Restoration of the flushing tunnel in 1999 brought the first signs of aquatic life in decades. Within months, observers spotted pink jellyfish, blue crabs, and fish. By 2009, white perch, herring, striped bass, and anchovies had returned, though they carry toxins and are unsafe to eat. Herons, egrets, and bats have established themselves along the banks. On Earth Day 2015, environmental activist Christopher Swain swam the length of the canal in protective gear to raise awareness. He described it as the dirtiest body of water he had ever swum through: "mud, poo, detergent, oil and gasoline." Some of his skin was exposed to the biological and industrial waste despite his precautions. Meanwhile, the neighborhoods along the canal -- Carroll Gardens, Park Slope, Red Hook -- have become among Brooklyn's most desirable. Artists moved into cheap industrial spaces in the 1980s, followed by developers and rezoning proposals. A community oyster garden now operates in the canal, and volunteer canoeists log thousands of trips on the water each year. The Gowanus is being cleaned, built upon, and cautiously inhabited. Sludgy did not survive it. Brooklyn intends to.
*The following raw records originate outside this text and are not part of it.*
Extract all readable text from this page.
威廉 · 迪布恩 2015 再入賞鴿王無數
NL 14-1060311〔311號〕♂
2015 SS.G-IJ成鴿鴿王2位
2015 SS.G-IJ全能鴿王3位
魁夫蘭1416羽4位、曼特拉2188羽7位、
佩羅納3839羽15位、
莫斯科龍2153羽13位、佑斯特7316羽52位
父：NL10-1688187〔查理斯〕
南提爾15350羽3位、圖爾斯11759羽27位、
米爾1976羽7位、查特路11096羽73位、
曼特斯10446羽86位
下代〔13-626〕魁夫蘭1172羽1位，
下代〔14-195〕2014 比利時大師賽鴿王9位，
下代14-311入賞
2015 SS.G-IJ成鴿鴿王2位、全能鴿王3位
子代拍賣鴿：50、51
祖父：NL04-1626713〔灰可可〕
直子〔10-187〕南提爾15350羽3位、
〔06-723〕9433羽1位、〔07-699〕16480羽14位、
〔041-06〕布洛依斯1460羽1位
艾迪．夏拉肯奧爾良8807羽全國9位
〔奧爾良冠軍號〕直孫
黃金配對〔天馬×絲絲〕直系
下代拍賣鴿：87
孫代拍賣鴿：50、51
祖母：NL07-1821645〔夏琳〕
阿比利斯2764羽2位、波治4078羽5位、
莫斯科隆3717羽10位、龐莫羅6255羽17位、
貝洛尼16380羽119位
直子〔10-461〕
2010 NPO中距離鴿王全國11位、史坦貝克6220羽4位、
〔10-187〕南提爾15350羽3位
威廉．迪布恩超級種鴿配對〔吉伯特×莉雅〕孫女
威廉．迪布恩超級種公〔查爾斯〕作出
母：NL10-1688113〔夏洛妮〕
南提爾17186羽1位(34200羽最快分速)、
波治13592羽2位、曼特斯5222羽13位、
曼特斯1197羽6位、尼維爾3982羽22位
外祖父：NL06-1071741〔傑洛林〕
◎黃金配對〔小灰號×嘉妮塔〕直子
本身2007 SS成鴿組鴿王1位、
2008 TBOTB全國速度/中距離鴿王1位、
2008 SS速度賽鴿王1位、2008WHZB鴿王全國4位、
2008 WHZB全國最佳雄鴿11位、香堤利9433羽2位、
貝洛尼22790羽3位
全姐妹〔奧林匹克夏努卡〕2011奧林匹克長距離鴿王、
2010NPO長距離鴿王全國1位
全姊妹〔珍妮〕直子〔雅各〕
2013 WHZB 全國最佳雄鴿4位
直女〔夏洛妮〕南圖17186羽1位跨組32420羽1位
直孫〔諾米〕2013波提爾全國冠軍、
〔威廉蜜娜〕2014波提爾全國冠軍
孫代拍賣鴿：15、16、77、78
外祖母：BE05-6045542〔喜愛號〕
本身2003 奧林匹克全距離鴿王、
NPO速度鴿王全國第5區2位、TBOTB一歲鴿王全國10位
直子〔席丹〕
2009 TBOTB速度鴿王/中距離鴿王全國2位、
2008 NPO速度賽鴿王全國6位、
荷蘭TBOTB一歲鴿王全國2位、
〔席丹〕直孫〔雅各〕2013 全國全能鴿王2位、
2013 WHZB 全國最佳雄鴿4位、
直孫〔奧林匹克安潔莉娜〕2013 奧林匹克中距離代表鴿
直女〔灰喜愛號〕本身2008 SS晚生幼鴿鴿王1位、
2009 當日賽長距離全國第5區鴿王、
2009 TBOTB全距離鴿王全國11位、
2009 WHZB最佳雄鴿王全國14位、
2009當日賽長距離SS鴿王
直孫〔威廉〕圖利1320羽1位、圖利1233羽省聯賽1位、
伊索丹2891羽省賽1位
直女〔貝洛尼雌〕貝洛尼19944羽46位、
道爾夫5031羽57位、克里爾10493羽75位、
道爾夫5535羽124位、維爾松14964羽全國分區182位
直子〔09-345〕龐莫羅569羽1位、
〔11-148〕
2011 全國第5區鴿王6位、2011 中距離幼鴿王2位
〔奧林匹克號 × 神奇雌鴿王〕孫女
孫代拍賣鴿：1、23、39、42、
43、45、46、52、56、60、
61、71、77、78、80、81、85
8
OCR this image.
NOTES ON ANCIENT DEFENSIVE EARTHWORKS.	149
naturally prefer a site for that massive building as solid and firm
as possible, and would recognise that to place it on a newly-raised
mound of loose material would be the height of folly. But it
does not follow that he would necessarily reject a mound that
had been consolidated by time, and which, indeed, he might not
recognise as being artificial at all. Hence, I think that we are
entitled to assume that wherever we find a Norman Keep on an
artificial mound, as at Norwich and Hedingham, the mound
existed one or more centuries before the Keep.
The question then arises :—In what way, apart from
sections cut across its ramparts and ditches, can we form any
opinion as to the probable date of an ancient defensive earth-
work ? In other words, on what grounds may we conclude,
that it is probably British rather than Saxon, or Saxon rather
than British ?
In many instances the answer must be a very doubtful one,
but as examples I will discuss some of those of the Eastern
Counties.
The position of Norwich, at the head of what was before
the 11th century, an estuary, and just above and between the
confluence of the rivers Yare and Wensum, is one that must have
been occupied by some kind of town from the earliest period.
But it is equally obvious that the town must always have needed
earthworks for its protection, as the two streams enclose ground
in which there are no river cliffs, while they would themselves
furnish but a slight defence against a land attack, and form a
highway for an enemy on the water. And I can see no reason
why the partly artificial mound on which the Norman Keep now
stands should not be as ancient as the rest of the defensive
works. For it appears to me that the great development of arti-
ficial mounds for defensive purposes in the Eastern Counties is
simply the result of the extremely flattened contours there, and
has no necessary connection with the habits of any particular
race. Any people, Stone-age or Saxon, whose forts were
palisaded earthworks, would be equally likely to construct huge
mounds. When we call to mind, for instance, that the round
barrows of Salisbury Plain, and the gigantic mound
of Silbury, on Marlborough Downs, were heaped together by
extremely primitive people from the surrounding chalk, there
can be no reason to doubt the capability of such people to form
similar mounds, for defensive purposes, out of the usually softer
Coordinates: 40.6740°N, 73.9870°W. The Gowanus Canal runs 1.8 miles through western Brooklyn, visible from altitude as a narrow, dark-colored waterway cutting through dense urban fabric between the neighborhoods of Carroll Gardens, Park Slope, and Red Hook. Seven bridges cross it. Nearest airports: KJFK (JFK International, 17 km SE), KLGA (LaGuardia, 16 km NE). Best viewed at 2,000-4,000 ft AGL approaching Brooklyn from the west over Upper New York Bay.